Giselle Beiguelmann







































Poetrica
Multi-platform installation
http://www.poetrica.net

Description
Poétrica is an investigation about reading and reception in cybrid and entropy situations.
It involves a series of visual poems conceived by myself with non-fonetic fonts (dings and system fonts) and a teleintervention mediated by creations made by the public using the same typographic background that resulted in more than 3000 images produced by the audience using SMS, wap and the Web.

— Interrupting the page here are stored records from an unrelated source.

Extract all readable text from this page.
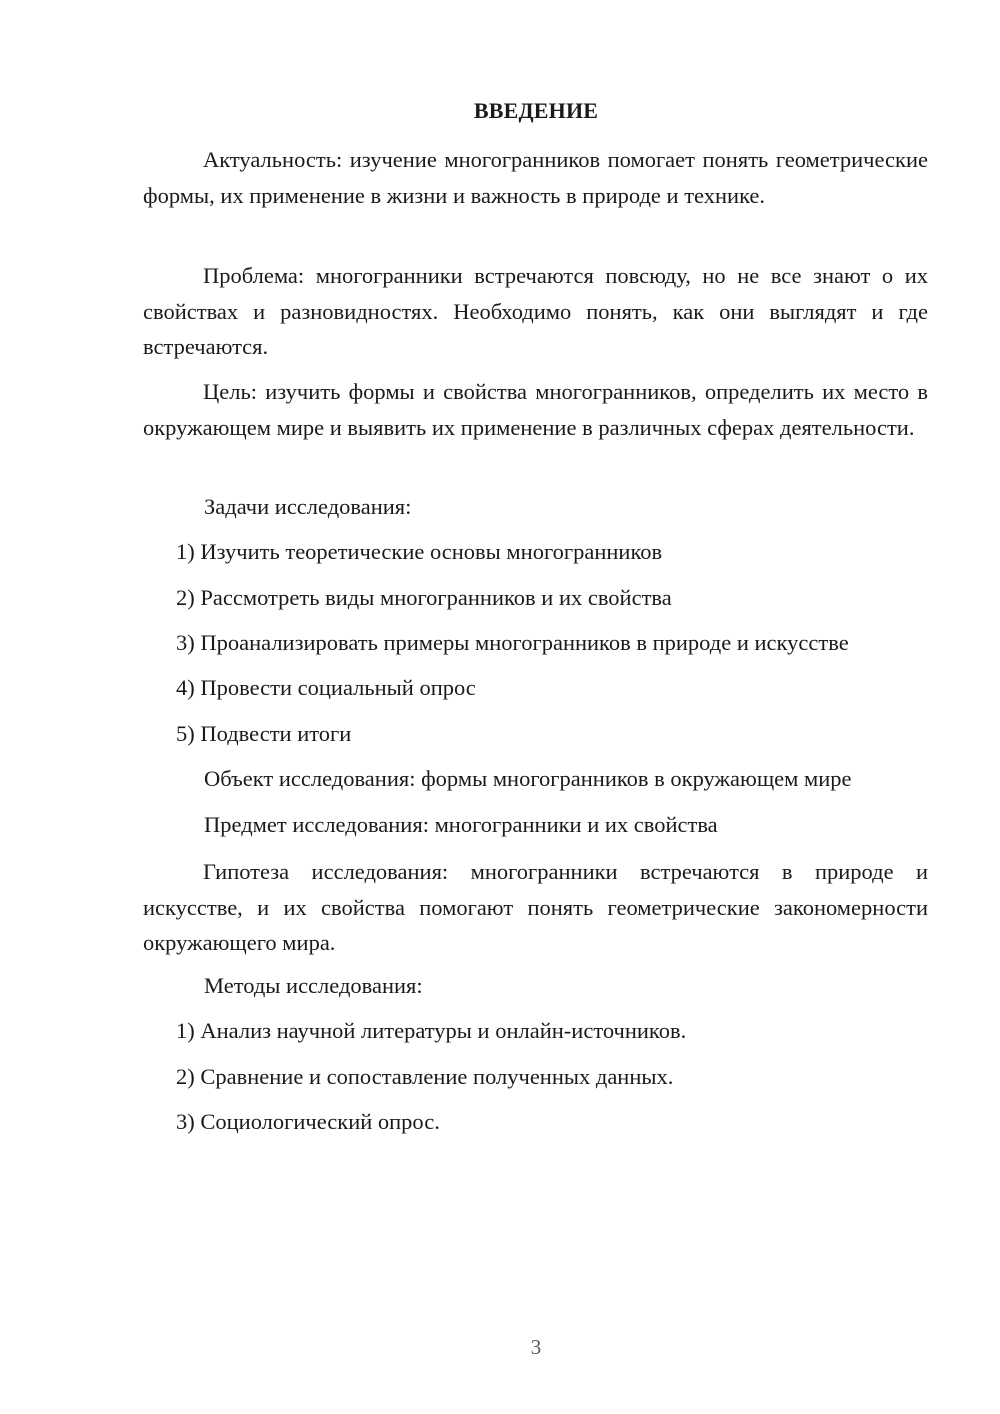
ВВЕДЕНИЕ

Актуальность: изучение многогранников помогает понять геометрические формы, их применение в жизни и важность в природе и технике.

Проблема: многогранники встречаются повсюду, но не все знают о их свойствах и разновидностях. Необходимо понять, как они выглядят и где встречаются.

Цель: изучить формы и свойства многогранников, определить их место в окружающем мире и выявить их применение в различных сферах деятельности.

Задачи исследования:
1) Изучить теоретические основы многогранников
2) Рассмотреть виды многогранников и их свойства
3) Проанализировать примеры многогранников в природе и искусстве
4) Провести социальный опрос
5) Подвести итоги
Объект исследования: формы многогранников в окружающем мире
Предмет исследования: многогранники и их свойства

Гипотеза исследования: многогранники встречаются в природе и искусстве, и их свойства помогают понять геометрические закономерности окружающего мира.

Методы исследования:
1) Анализ научной литературы и онлайн-источников.
2) Сравнение и сопоставление полученных данных.
3) Социологический опрос.
3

Those images now are archived at Poétrica website (www. poetrica.net) are also reproduced in different devices (mobile phones, Palms, computers, DVD) and, in some cases, printed in large formats. Nevertheless, they result always in imagetic meanings independent of textuality and unlinked to their places of production and transmission. By this way, it inverts the concrete and land art assumptions that feed and base it: undoing verbal and visual ties through the combination of languages and codes, and projecting itself as a net specific intervention.


Everything that is created is seen, read and perceived in different ways, according to its reception context and this is not a consequence of the screen sizes to which the submitted images adhere. But due to a particular esthetic phenomenon pertaining to nomadic literature: on being hybrid and unlinked to support, it dematerializes the medium, and the interface construes itself as the message.

Poétrica is a work in progress. It starts in October and ends in February. The opening is at Galeria Vermelho, in São Paulo. The closing, at Kulturforum, in Berlin, during P0es1s exhibition.

Bio:
Giselle Beiguelman is a new media artist and multimedia essayist who teaches Digital Culture at the Graduation Program in Communication and Semiotics of PUC-SP (São Paulo, Brazil). Her work includes the award-winning "The Book after the Book" (1999) "Content = No Cache" (2000), nominated for the Trace/ Alt-X New Media Competition, and "Recycled" (2001). She has recently made art for mobile phones ("Wop Art", 2001) and art involving public-access and internet-streaming for electronic billboards like "Leste o Leste?" "Egoscópio" (2002) and POétrica.
Beiguelman's work appears in numerous anthologies and guides devoted to digital arts including Yale University Library Research Guide for Mass Media and has been presented in international venues such as Net_Condition (ZKM, Germany), el final del eclipse (Fundación Telefonica, Madrid), Desk Topping - Computer Disasters (Smart Project Space, Amsterdam) and Arte/Cidade.